I stare at him, trying not to look as stricken as I feel. I was hoping for better than “It’s not a disaster.”

“Sales aren’t as good as last year, no one can deny that, but there’s a while before Christmas, so it’s still all to play for. I’m sure you’ve got lots up your sleeve,” Bob adds encouragingly, and his optimism makes me feel warm with shame. “What we really need,” he adds, as though getting to the nub of the issue, “is a bit of an upswing.”

We need a bit of an upswing. How are we going to get an upswing?

“Thanks, Bob.” I try to sound breezy, as though getting worrying news is something I deal with in my stride. “Great. Good to know. So. We’ll…work on that.”

“One thing I was
wondering about, though…” Bob takes a few steps toward me, with an odd expression I can’t quite read. “These loans we’ve been making. Will this be a regular thing?”

“What loans?”

“These loans to Jake.”

The world seems to slide beneath my feet.

“What…loans to Jake?” I manage to say lightly. “I don’t…I don’t know about those, I don’t think.”

“Ah,” says Bob after a pause. “I wondered. Three bank transfers I’ve made to him since your mum left. Quite big sums.” Bob gives an awkward laugh, but his eyes are troubled. “I know your mum okayed the first one, but the last two have just been on Jake’s say-so.”

“Jake’s say-so?” I echo incredulously.

“Well, your uncle Ned confirmed it and told me not to bother your mum about it.
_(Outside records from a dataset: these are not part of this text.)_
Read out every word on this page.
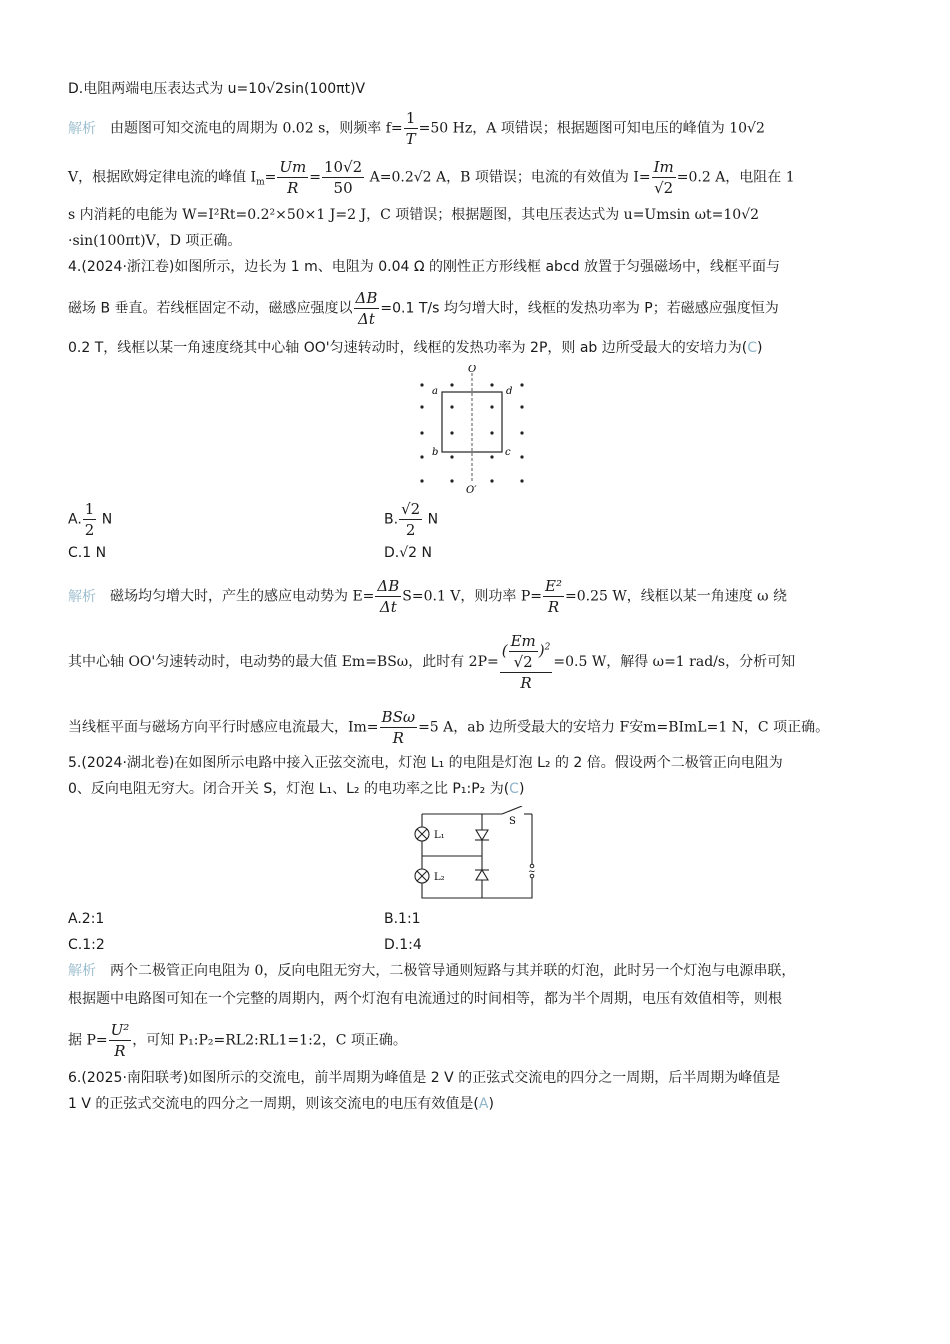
D.电阻两端电压表达式为 u=10√2sin(100πt)V
解析 由题图可知交流电的周期为 0.02 s，则频率 $f= \frac{1}{T} =50$ Hz，A 项错误；根据题图可知电压的峰值为 10√2
V，根据欧姆定律电流的峰值 $I_m= \frac{Um}{R} = \frac{10√2}{50} A=0.2√2$ A，B 项错误；电流的有效值为 $I= \frac{Im}{√2} =0.2$ A，电阻在 1
s 内消耗的电能为 W=I²Rt=0.2²×50×1 J=2 J，C 项错误；根据题图，其电压表达式为 u=Umsin ωt=10√2
·sin(100πt)V，D 项正确。
4.(2024·浙江卷)如图所示，边长为 1 m、电阻为 0.04 Ω 的刚性正方形线框 abcd 放置于匀强磁场中，线框平面与
磁场 B 垂直。若线框固定不动，磁感应强度以 $\frac{\Delta B}{\Delta t} =0.1$ T/s 均匀增大时，线框的发热功率为 P；若磁感应强度恒为
0.2 T，线框以某一角速度绕其中心轴 OO'匀速转动时，线框的发热功率为 2P，则 ab 边所受最大的安培力为(C)
O
O′
a	d
b	c
A. $\frac{1}{2}$ N	B. $\frac{√2}{2}$ N
C.1 N	D.√2 N
解析 磁场均匀增大时，产生的感应电动势为 $E= \frac{\Delta B}{\Delta t} S=0.1$ V，则功率 $P= \frac{\text{E²}}{R} =0.25$ W，线框以某一角速度 ω 绕
其中心轴 OO'匀速转动时，电动势的最大值 Em=BSω，此时有 $2P= \frac{( \frac{Em}{√2} )^2}{R} =0.5$ W，解得 ω=1 rad/s，分析可知
当线框平面与磁场方向平行时感应电流最大，$Im= \frac{\text{BSω}}{R} =5$ A，ab 边所受最大的安培力 F安m=BImL=1 N，C 项正确。
5.(2024·湖北卷)在如图所示电路中接入正弦交流电，灯泡 L₁ 的电阻是灯泡 L₂ 的 2 倍。假设两个二极管正向电阻为
0、反向电阻无穷大。闭合开关 S，灯泡 L₁、L₂ 的电功率之比 P₁:P₂ 为(C)
L₁
L₂
S
~
A.2:1	B.1:1
C.1:2	D.1:4
解析 两个二极管正向电阻为 0，反向电阻无穷大，二极管导通则短路与其并联的灯泡，此时另一个灯泡与电源串联，
根据题中电路图可知在一个完整的周期内，两个灯泡有电流通过的时间相等，都为半个周期，电压有效值相等，则根
据 $P= \frac{\text{U²}}{R}$ ，可知 P₁:P₂=RL2:RL1=1:2，C 项正确。
6.(2025·南阳联考)如图所示的交流电，前半周期为峰值是 2 V 的正弦式交流电的四分之一周期，后半周期为峰值是
1 V 的正弦式交流电的四分之一周期，则该交流电的电压有效值是(A)
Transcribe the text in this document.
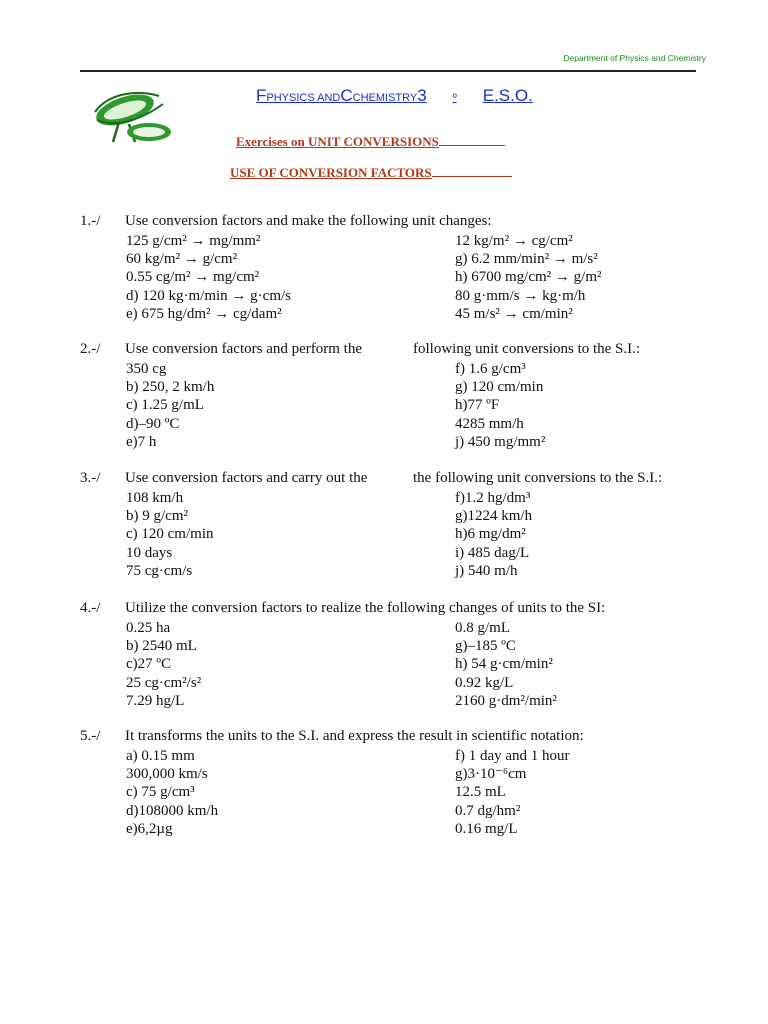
Department of Physics and Chemistry
FPHYSICS ANDCCHEMISTRY3 º E.S.O.
Exercises on UNIT CONVERSIONS
USE OF CONVERSION FACTORS
1.-/ Use conversion factors and make the following unit changes:
125 g/cm² → mg/mm²
60 kg/m² → g/cm²
0.55 cg/m² → mg/cm²
d) 120 kg·m/min → g·cm/s
e) 675 hg/dm² → cg/dam²
12 kg/m² → cg/cm²
g) 6.2 mm/min² → m/s²
h) 6700 mg/cm² → g/m²
80 g·mm/s → kg·m/h
45 m/s² → cm/min²
2.-/ Use conversion factors and perform the	following unit conversions to the S.I.:
350 cg
b) 250, 2 km/h
c) 1.25 g/mL
d)–90 ºC
e)7 h
f) 1.6 g/cm³
g) 120 cm/min
h)77 ºF
4285 mm/h
j) 450 mg/mm²
3.-/ Use conversion factors and carry out the	the following unit conversions to the S.I.:
108 km/h
b) 9 g/cm²
c) 120 cm/min
10 days
75 cg·cm/s
f)1.2 hg/dm³
g)1224 km/h
h)6 mg/dm²
i) 485 dag/L
j) 540 m/h
4.-/ Utilize the conversion factors to realize the following changes of units to the SI:
0.25 ha
b) 2540 mL
c)27 ºC
25 cg·cm²/s²
7.29 hg/L
0.8 g/mL
g)–185 ºC
h) 54 g·cm/min²
0.92 kg/L
2160 g·dm²/min²
5.-/ It transforms the units to the S.I. and express the result in scientific notation:
a) 0.15 mm
300,000 km/s
c) 75 g/cm³
d)108000 km/h
e)6,2µg
f) 1 day and 1 hour
g)3·10⁻⁶cm
12.5 mL
0.7 dg/hm²
0.16 mg/L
He was quite firm on that. And obviously it’s none of my beeswax, it’s a family thing, it’s not for me to…” He takes a step backward, his eyes raised to the ceiling as though emphasizing his position, not in the family. “But like I say, it’s quite a lot of money, so I’d have thought you’d be in the loop, Fixie.”

I can’t reply. My head feels like it’s imploding. Jake’s been borrowing money from Farrs without even telling Mum? I suddenly remember him coming into the shop that time. Asking where Bob was but not telling me why. Obsessed by his phone. I remember thinking that he’s always been about more, Jake. I wondered how he was paying for it all. Well, now I know.

“Only there hasn’t been any talk of repayment, so to speak,” Bob adds distantly. “If this happens every month, it’ll make quite a hole in the books. And if your mum was looking to sell, then…Well. It’s not the best time to be losing all this cash. Although as I say, none of my beeswax.”

Finally he lowers his gaze to meet mine. I’ve known Bob a long time and I know what his kindly eyes are saying. They’re saying, “This isn’t right.” They’re saying, “Do something.”

“Right,” I manage. “Well…thanks, Bob. Thanks.” I start to walk away, then come back as a thought hits me. “Why didn’t Uncle Ned want to bother Mum?”